Wait-groups fiber pooling in 1.19

I’ve been testing my Segmented Prime Sieves code with 1.19 to great success.
It seems all the old problems w/fibers are gone, and now the code runs reliably.

The one significant remaining issue is the number of fibers that can run concurrently.

Because Crystal doesn’t have true multi-thread parallelism yet, I’m limited to the size
of numbers I can process the code creates more spawned threads for.

In Rust, D, etc, they just recycle the number of available system primes to a spawn
process until all are done. But in Crystal I have to pre-allocate their number and wait
for them to finish, as shown in this code.

  cnts = Array(UInt64).new(pairscnt, 0)     
  lastwins = Array(UInt64).new(pairscnt, 0) 
  wg = WaitGroup.new(pairscnt)
  
  threadscnt = Atomic.new(0)             
  restwins.each_with_index do |r_hi, i|
    spawn do
      lastwins[i], cnts[i] = twins_sieve(r_hi, kmin, kmax, ks, start_num, end_num, modpg, primes, resinvrs)
      print "\r#{threadscnt.add(1)} of #{pairscnt} twinpairs done"
      wg.done
  end end
  wg.wait  

However, once pairscnt reaches a certain size this error is encountered:

Unhandled exception: Cannot allocate new fiber stack: Cannot allocate memory (RuntimeError)
  from ./primes_ssoz_newref in '??'
  from ./primes_ssoz_newref in '??'
  from ./primes_ssoz_newref in '??'
  from ./primes_ssoz_newref in '??'
  from ./primes_ssoz_newref in '??'
  from ./primes_ssoz_newref in 'main'
  from /lib64/libc.so.6 in '??'
  from /lib64/libc.so.6 in '__libc_start_main'
  from ./primes_ssoz_newref in '_start'
  from ???

My question: Is there a way to do fiber pool sharing to get around this?
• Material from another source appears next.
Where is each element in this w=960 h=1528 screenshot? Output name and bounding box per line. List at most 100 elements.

Can I create a finite number of fibers that get reused as needed when used ones finish?

The Crystal code runs now much closer to Rust, D, etc times.
But they have consistent low memory use too while Crystal’s grows w/fiber use.
Thus after a point, Crystal can’t process the large inputs values they can.

But again, I’m very pleased with 1.19s fibers improvement.
Can’t wait for true multi-thread parallelism to be on par with the others.
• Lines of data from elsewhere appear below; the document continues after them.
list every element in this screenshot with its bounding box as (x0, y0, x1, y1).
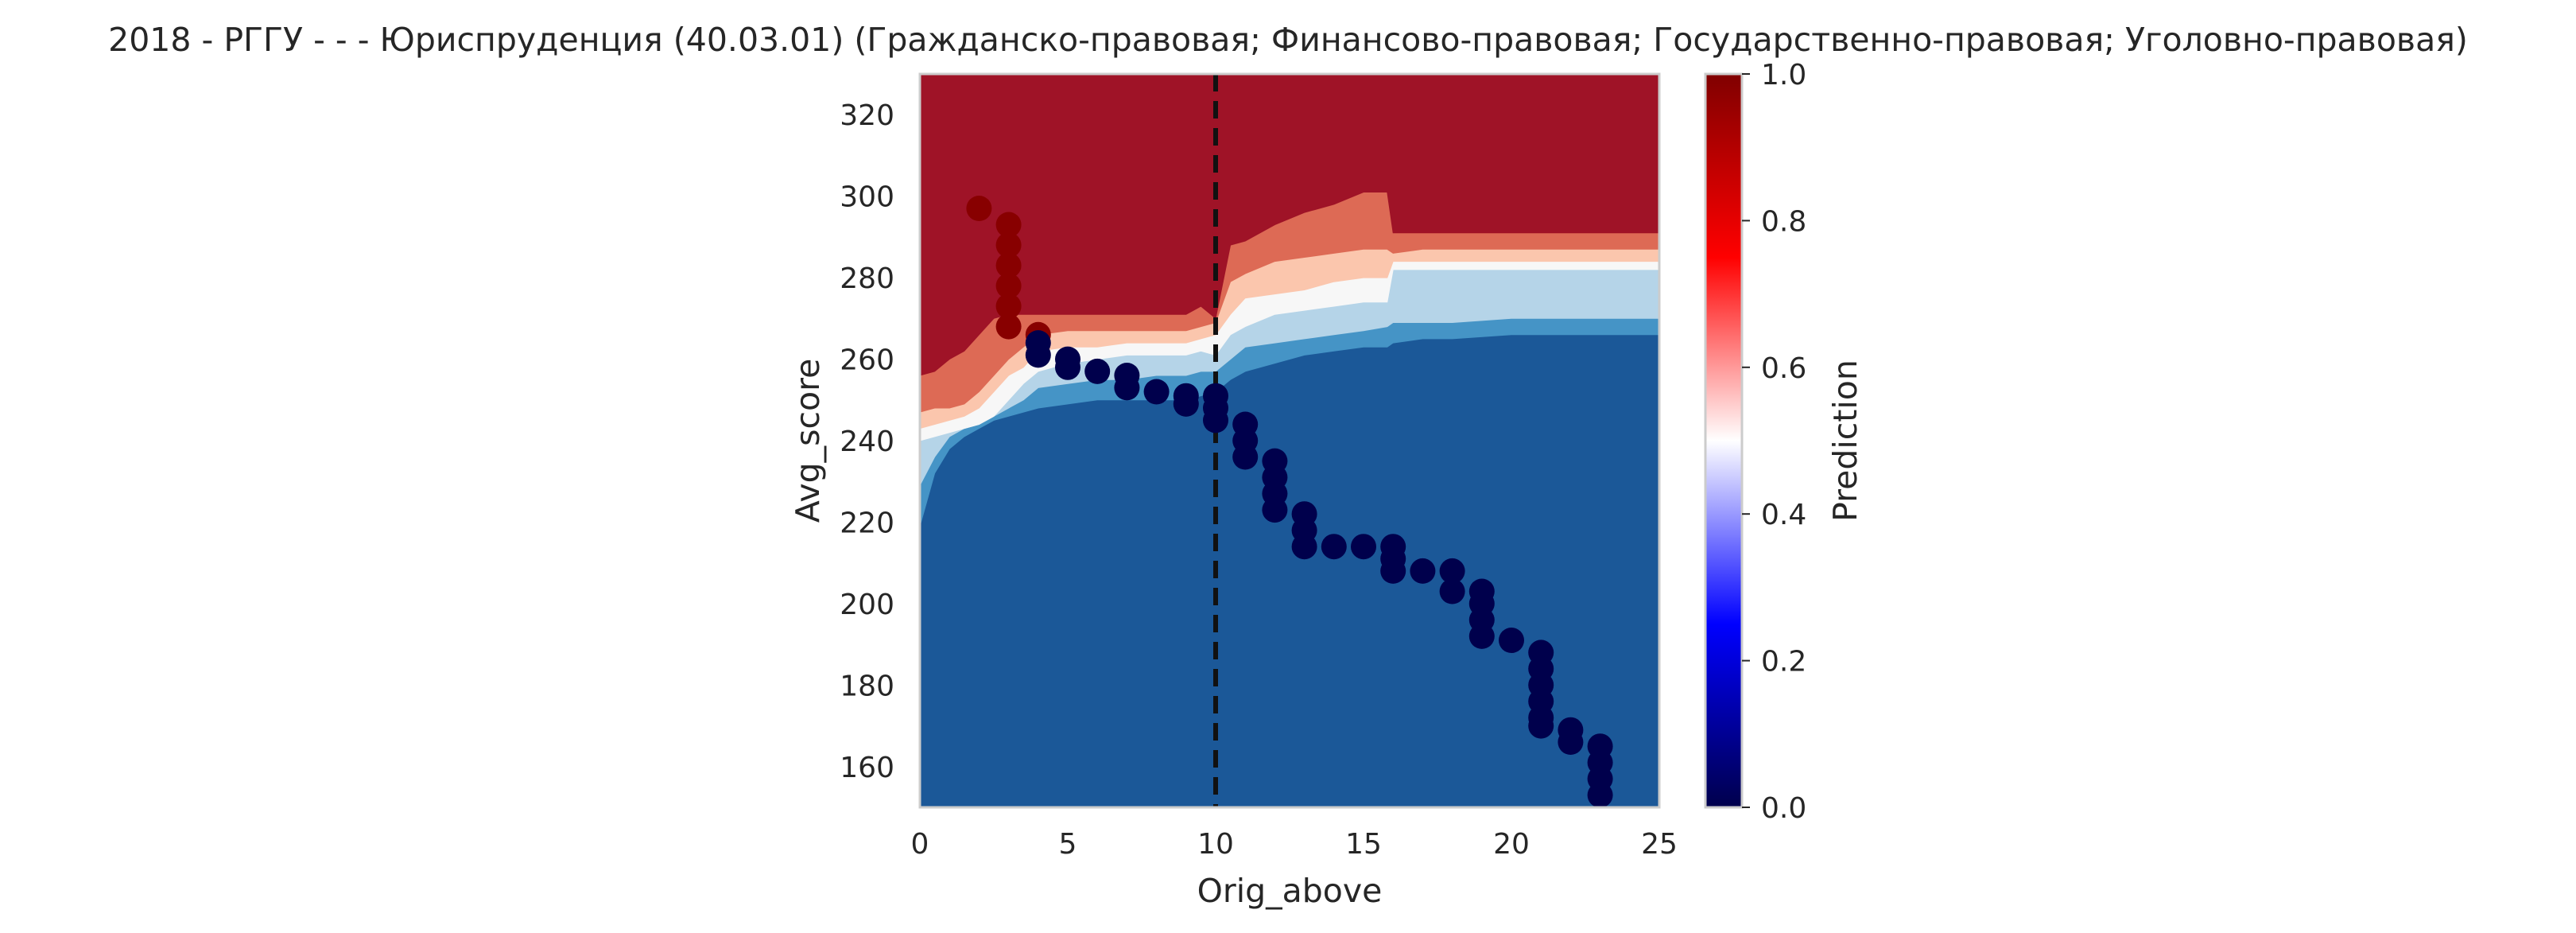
data-point (1025, 342, 1051, 368)
data-point (1203, 407, 1228, 433)
data-point (1439, 578, 1465, 605)
colorbar-tick-label: 0.6 (1761, 352, 1806, 385)
x-tick-label: 20 (1493, 828, 1530, 861)
y-tick-label: 260 (840, 344, 894, 377)
data-point (1232, 444, 1259, 470)
colorbar-ticks: 0.0 0.2 0.4 0.6 0.8 1.0 (1742, 59, 1806, 825)
data-point (1114, 375, 1140, 401)
y-axis-ticks: 160 180 200 220 240 260 280 300 320 (840, 99, 894, 784)
scatter-points (966, 196, 1613, 807)
data-point (1321, 534, 1347, 560)
data-point (1084, 358, 1111, 384)
data-point (1380, 558, 1406, 584)
colorbar-tick-label: 0.0 (1761, 792, 1806, 825)
data-point (1558, 729, 1584, 755)
y-tick-label: 320 (840, 99, 894, 132)
x-axis-label: Orig_above (1197, 872, 1383, 910)
x-tick-label: 10 (1197, 828, 1234, 861)
y-tick-label: 220 (840, 507, 894, 539)
data-point (1439, 558, 1465, 584)
data-point (1291, 534, 1317, 560)
colorbar-tick-label: 1.0 (1761, 59, 1806, 91)
x-axis-ticks: 0 5 10 15 20 25 (911, 828, 1678, 861)
colorbar-tick-label: 0.2 (1761, 646, 1806, 678)
data-point (995, 313, 1022, 340)
y-axis-label: Avg_score (789, 359, 827, 523)
y-tick-label: 180 (840, 670, 894, 702)
colorbar-label: Prediction (1826, 360, 1864, 522)
x-tick-label: 25 (1641, 828, 1678, 861)
data-point (1262, 497, 1288, 523)
data-point (1587, 782, 1613, 807)
data-point (995, 252, 1022, 278)
data-point (1173, 391, 1199, 417)
colorbar-tick-label: 0.4 (1761, 499, 1806, 531)
colorbar-gradient (1705, 74, 1742, 807)
data-point (1055, 354, 1080, 380)
data-point (1528, 713, 1554, 739)
data-point (1468, 623, 1495, 649)
data-point (1410, 558, 1436, 584)
colorbar: 0.0 0.2 0.4 0.6 0.8 1.0 Prediction (1704, 59, 1864, 825)
data-point (1351, 534, 1376, 560)
y-tick-label: 200 (840, 589, 894, 621)
y-tick-label: 300 (840, 181, 894, 214)
y-tick-label: 280 (840, 262, 894, 295)
data-point (995, 273, 1022, 299)
y-tick-label: 240 (840, 426, 894, 458)
data-point (966, 196, 992, 221)
chart-title: 2018 - РГГУ - - - Юриспруденция (40.03.0… (108, 21, 2468, 59)
colorbar-tick-label: 0.8 (1761, 205, 1806, 238)
data-point (1499, 628, 1524, 653)
x-tick-label: 0 (911, 828, 929, 861)
data-point (1143, 379, 1170, 405)
y-tick-label: 160 (840, 752, 894, 784)
data-point (995, 294, 1022, 319)
contour-band-6 (920, 74, 1659, 376)
data-point (995, 232, 1022, 259)
x-tick-label: 15 (1345, 828, 1382, 861)
x-tick-label: 5 (1059, 828, 1077, 861)
colorbar-frame (1704, 72, 1744, 809)
data-point (995, 212, 1022, 238)
plot-frame (918, 72, 1661, 809)
plot-area (920, 74, 1659, 807)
Unless something has changed since this post, fibers already draw from a stack pool.

What you’re likely seeing is the difference between Rust threads beginning execution immediately (the main thread spawning the others would be preempted occasionally, allowing the other threads on the same CPU to run) and Crystal fibers waiting for the main fiber to yield before starting (they’re cooperative and are never preempted). All of the Crystal fibers belonging to the same thread, even with -Dpreview_mt, wait until the main fiber yields. Assuming your twins_sieve is CPU-bound, if you throw an occasional Fiber.yield into your loop every n iterations (where n depends on how fine- or coarse-grained those workloads are) in order to let some of the fibers you’ve accumulated begin execution, it should let them run to completion before spawning more.

The OS limits the virtual memory that can be pre-allocated by the process (see ulimit). Either you up the system limit to start hundred of thousands of fibers (pointless), or you start a certain number of threads to handle the fibers.

When CPU bound, starting significantly more fibers (or threads) than available logical CPUs is waste. Instead, use channels to distribute and collect distributed work to a fixed set of fibers (aka actor model).

Wrong. It has for multiple versions now. You can have every bit of control you may may want. See Fiber::ExecutionContext - Crystal 1.19.0 for details.

1 Like

Here’s a specific example of the manifestation of the problem.
I implement the same algorithm in Rust and Crystal.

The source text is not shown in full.